И оправдывался перед собой: ведь всегда старался быть честным. Никогда не подставлял под удар другого. А с границей кто-то решил подставить его под удар. Но ничего, он восстановит граничные знаки, и снова установится тишина лет на тридцать…
В окна порывами бился ветер, упруго жался к стеклам, словно искал щели. Вновь подумалось о тайне нелепо потерянной земли, что тревожила умы кольских старожилов. «Такую обиду не могут забыть коляне», – говорил благочинный.
Нет, Шешелов не имеет права молчать. Он лучше других знает, как действовать, и должен писать. Он не хочет бездумно исполнять чужую волю. И ставить пограничные знаки не будет. Он останется честным. Покрывать галяминские плутни он не желает.

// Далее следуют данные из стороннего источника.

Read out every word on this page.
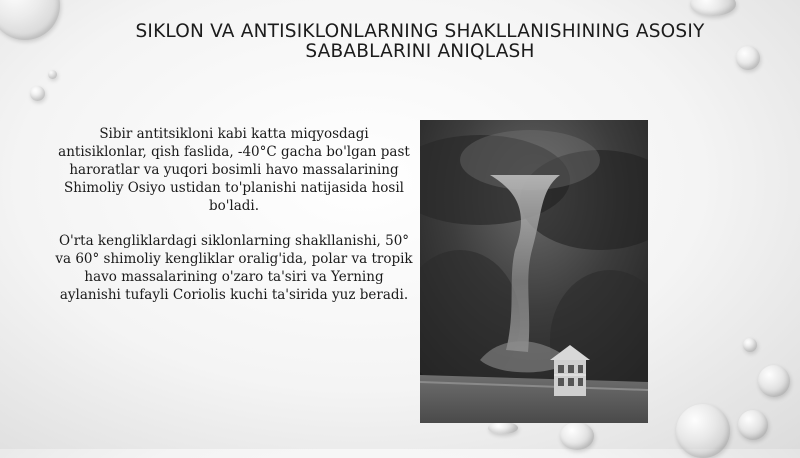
SIKLON VA ANTISIKLONLARNING SHAKLLANISHINING ASOSIY
SABABLARINI ANIQLASH

Sibir antitsikloni kabi katta miqyosdagi antisiklonlar, qish faslida, -40°C gacha bo'lgan past haroratlar va yuqori bosimli havo massalarining Shimoliy Osiyo ustidan to'planishi natijasida hosil bo'ladi.

O'rta kengliklardagi siklonlarning shakllanishi, 50° va 60° shimoliy kengliklar oralig'ida, polar va tropik havo massalarining o'zaro ta'siri va Yerning aylanishi tufayli Coriolis kuchi ta'sirida yuz beradi.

Суровые в Коле нравы. Совместные прогулки парней и девушек запрещены, и даже на вечёрках, где парни и девушки не сидят рядом, общие разговоры не допускаются: и танцы, и частушки под строгим присмотром кумушек. Но зато распространен на всем берегу своеобразный обычай-беседа.
В долгие зимние и осенние вечера, окончив дневные хлопоты, угомонилась и улеглась спать семья. А девушка, принарядившись, садится в своей светелке с какой-нибудь чистой работой. И к ней на огонек, на беседу, заходят парни-беседники. Поэтому и поют в своих песнях поморские девушки: мол, не гуляли они с милым, а сидели с беседником.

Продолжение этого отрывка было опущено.